Unpatented Claims Staked At The St. Elmo And Diamond Jim Properties
VANCOUVER - Black Mammoth Metals Corporation has staked 47 federal unpatented claims at the Company's St. Elmo property and Diamond Jim property collectively which now consists of 85 contiguous federal unpatented claims (approximately 681 hectares or 1684 acres). The Properties are both historic producers located in the Island Mountain mining district which is on the NE side of the Midas Trough trend, 100 km N of Elko, Nevada. The Company owns significant data related to the Properties from past operators' exploration since the mid 1980's, which include: Homestake, Newmont, Harrison Western, Columbus Mines, Mason Exploration and Golden Predator.
The St. Elmo is a large, high-grade to bonanza-grade gold, outcropping epithermal vein and breccia system with lower-grade bulk tonnage mineralization that can be traced for 2.9 kms and is open on strike and at depth, with four subparallel vein-breccia structures where the veins are up to 12m thick and breccia bodies are up to 21m thick. Past exploration was of limited scope and duration with the last drilling campaign completed in 2009. Drilling was focussed on the upper levels of the St. Elmo historic underground (U/G) mine, over a limited strike length and vertical depth. Along-strike and down-dip extensions to the high-grade St. Elmo historic workings. Strike extension suggested by an induced polarization survey (IP) showing a resistivity high. Along the three other subparallel vein-breccia structures. Deeper bonanza-grade feeder zones. Gold-bearing jasperoids and spatially associated antimony occurrences indicate potential Carlin-type gold mineralization.

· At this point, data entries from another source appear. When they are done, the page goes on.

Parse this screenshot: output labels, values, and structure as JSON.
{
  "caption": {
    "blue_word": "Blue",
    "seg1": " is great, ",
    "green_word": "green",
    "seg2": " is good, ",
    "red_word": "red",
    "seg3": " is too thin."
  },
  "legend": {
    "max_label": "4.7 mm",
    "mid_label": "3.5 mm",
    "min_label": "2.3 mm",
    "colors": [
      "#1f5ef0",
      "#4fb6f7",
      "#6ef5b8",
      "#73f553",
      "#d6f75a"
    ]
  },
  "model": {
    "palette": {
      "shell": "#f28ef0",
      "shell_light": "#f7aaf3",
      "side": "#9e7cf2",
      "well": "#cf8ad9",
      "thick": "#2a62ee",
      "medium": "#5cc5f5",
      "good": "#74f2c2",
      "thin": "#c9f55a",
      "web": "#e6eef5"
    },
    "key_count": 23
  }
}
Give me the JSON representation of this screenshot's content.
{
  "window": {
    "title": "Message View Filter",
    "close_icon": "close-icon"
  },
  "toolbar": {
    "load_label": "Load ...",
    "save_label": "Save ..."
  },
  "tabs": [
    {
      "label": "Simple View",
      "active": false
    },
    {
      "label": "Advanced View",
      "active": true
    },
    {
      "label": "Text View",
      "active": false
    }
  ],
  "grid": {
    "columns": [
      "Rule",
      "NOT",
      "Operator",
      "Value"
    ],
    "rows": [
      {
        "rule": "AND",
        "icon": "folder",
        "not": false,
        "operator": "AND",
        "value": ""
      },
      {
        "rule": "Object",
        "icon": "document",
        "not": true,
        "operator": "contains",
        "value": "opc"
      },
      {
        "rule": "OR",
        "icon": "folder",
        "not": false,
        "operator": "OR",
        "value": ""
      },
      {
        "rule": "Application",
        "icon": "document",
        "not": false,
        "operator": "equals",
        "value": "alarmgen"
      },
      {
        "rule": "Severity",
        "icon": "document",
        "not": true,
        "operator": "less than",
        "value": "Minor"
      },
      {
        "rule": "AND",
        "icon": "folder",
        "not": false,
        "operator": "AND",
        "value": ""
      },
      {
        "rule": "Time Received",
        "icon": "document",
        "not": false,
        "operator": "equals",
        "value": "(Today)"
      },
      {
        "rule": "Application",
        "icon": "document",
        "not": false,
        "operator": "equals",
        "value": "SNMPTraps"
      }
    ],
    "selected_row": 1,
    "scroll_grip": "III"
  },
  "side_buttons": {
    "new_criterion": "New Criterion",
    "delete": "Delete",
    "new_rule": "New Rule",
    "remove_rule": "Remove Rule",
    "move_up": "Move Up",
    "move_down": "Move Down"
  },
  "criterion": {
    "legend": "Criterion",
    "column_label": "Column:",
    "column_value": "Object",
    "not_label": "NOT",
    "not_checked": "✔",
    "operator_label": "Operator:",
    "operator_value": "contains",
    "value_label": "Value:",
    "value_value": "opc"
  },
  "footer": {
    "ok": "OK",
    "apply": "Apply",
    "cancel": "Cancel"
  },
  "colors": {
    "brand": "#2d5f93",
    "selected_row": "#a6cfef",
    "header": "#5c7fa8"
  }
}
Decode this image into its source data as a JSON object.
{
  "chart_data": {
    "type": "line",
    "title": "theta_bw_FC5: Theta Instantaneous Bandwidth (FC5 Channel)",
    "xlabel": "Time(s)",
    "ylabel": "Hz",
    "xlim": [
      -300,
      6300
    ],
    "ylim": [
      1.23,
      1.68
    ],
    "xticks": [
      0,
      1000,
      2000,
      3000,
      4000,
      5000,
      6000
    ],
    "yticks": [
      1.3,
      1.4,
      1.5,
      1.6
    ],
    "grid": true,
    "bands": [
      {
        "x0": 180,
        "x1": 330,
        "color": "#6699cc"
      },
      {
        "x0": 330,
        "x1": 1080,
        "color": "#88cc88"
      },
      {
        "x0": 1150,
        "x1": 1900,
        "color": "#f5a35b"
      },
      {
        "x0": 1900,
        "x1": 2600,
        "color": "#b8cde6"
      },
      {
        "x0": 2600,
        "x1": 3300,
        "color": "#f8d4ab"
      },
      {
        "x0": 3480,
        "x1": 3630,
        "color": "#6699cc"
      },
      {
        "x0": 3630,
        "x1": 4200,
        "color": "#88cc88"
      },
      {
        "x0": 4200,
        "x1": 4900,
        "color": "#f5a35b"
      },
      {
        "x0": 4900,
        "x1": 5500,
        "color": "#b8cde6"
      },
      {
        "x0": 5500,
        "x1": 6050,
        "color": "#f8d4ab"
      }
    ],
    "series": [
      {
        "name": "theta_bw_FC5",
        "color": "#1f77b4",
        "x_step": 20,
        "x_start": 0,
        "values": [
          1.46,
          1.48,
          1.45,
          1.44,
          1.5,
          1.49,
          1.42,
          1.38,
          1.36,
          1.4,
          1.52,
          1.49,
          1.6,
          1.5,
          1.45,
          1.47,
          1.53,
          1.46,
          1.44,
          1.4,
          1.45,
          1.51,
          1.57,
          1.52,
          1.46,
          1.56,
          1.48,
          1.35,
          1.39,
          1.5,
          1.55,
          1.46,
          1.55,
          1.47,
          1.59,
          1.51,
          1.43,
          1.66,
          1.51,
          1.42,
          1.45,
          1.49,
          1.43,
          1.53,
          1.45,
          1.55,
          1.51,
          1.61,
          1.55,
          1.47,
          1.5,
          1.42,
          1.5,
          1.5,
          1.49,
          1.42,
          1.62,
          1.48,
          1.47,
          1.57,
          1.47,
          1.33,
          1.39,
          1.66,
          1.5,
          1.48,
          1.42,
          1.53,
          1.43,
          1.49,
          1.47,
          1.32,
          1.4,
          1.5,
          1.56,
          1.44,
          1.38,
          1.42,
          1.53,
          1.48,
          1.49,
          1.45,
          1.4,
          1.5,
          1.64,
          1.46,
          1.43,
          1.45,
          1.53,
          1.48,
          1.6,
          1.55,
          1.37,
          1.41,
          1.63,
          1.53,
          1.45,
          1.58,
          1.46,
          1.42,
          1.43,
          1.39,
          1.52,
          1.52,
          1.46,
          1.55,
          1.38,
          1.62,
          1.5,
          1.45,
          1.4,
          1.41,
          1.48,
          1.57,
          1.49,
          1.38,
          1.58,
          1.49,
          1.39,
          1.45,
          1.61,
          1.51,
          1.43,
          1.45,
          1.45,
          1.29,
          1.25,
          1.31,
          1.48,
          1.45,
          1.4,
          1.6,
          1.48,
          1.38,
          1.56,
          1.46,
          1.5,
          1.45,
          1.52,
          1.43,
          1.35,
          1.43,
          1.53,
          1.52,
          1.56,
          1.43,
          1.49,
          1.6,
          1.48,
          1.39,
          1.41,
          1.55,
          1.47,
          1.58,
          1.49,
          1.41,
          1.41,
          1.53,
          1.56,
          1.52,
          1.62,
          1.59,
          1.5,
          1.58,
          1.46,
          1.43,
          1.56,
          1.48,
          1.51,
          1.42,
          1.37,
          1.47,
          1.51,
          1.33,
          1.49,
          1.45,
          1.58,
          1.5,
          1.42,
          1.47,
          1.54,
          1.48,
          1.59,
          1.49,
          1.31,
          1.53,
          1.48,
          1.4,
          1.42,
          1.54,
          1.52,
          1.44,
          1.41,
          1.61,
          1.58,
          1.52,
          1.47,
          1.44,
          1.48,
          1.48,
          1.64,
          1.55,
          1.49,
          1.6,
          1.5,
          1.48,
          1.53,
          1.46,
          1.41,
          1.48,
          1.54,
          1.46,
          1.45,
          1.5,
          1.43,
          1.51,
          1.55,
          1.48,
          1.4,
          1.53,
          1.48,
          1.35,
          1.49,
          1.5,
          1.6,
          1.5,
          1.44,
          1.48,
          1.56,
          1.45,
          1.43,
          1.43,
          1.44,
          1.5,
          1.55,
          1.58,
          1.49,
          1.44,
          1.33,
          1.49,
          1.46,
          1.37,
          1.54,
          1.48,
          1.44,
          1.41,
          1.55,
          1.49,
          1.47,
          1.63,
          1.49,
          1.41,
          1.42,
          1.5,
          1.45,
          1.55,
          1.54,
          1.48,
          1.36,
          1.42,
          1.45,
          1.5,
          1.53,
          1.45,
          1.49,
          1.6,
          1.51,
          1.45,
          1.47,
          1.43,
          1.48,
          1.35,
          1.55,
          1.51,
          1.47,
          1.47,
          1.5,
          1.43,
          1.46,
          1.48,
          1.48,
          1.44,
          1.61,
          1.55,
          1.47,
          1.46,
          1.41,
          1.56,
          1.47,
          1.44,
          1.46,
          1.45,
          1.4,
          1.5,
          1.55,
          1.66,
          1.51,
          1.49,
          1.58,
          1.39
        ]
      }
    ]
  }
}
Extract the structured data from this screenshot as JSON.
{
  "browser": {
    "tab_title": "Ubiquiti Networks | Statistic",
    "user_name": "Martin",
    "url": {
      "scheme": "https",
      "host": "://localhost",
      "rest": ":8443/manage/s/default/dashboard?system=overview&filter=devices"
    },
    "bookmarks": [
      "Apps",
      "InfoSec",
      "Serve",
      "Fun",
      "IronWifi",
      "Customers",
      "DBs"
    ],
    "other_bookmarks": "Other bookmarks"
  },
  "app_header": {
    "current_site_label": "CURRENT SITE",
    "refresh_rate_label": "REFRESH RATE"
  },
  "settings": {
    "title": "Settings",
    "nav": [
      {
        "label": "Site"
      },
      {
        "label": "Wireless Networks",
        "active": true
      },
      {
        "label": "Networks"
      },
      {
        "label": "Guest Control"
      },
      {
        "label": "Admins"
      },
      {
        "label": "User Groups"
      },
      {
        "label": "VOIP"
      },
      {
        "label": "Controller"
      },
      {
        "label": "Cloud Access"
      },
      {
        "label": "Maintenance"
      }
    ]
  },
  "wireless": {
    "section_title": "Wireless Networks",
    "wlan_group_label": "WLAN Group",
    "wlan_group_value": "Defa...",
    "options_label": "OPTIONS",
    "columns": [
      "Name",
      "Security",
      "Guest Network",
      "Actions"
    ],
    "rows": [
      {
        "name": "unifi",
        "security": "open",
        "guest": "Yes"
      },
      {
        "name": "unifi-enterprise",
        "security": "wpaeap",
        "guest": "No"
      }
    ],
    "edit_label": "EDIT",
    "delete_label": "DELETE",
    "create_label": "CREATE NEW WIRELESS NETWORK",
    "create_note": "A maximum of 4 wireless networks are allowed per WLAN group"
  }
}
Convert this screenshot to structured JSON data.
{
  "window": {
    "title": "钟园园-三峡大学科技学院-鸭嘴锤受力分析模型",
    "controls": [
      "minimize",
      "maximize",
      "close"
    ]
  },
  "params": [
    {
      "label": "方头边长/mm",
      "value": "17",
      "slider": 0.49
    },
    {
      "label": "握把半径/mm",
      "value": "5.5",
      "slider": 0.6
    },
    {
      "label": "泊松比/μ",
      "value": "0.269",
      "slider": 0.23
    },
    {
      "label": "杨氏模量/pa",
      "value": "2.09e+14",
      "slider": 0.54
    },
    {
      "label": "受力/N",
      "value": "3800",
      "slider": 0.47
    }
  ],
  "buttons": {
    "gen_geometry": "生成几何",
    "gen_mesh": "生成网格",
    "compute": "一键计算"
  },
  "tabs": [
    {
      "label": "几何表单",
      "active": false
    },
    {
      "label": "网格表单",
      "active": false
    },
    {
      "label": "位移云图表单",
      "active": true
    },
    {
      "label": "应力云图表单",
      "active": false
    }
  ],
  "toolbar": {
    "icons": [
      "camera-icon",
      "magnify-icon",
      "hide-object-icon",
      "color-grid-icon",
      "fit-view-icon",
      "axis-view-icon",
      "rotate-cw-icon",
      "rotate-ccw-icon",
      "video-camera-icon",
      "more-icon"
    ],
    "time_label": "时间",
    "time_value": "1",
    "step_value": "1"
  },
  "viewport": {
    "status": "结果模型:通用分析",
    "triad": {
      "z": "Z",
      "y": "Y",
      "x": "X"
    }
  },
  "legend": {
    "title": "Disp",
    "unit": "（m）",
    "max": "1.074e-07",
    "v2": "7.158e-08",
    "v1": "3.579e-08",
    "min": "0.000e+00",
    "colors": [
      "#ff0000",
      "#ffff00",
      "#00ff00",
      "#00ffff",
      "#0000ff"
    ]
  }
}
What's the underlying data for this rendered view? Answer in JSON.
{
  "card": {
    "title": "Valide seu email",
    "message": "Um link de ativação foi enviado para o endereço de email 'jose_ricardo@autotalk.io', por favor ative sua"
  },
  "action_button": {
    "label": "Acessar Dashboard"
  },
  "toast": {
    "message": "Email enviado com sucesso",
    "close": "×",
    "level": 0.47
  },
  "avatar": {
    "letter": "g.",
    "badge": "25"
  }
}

The Diamond Jim occupies the NW portion of the Claims Position, is directly west of Rosebud Mountain and consists of hydrothermal fissure veins and shear zone mineralization that contain silver and lead sulfides, in addition to zinc, copper, gold and antimony hosted predominantly in phyllite. The high-grade epithermal mineralization is reported to be along imbricated thrust faults that occur at right angles to the main contact vein. The silver mineralization occurs as argentiferous galena, sphalerite and tennantite as cavity filing, minor replacement pockets, stringers and replacement lenses. Historic mining took place intermittently both U/G starting in the 1950's and open pit during the 1980's. Minimal modern exploration has occurred at Diamond Jim which is structurally complex and so it remains poorly understood. Shallow low-grade bulk tonnage mineralization and U/G high-grade mineralization are targets at Diamond Jim. Historic estimated resources have been reported but don't comply with NI 43-101 requirements.
The main structure is a NE trending strongly silicified and brecciated vein that dips steeply to the west with a strike length of at least 2073m. The Rosebud Mountain area with historic surface rock chip samples up to 15.4 g/t Au and 3.4 g/t Ag while IP shows a S-SE trending resistivity high.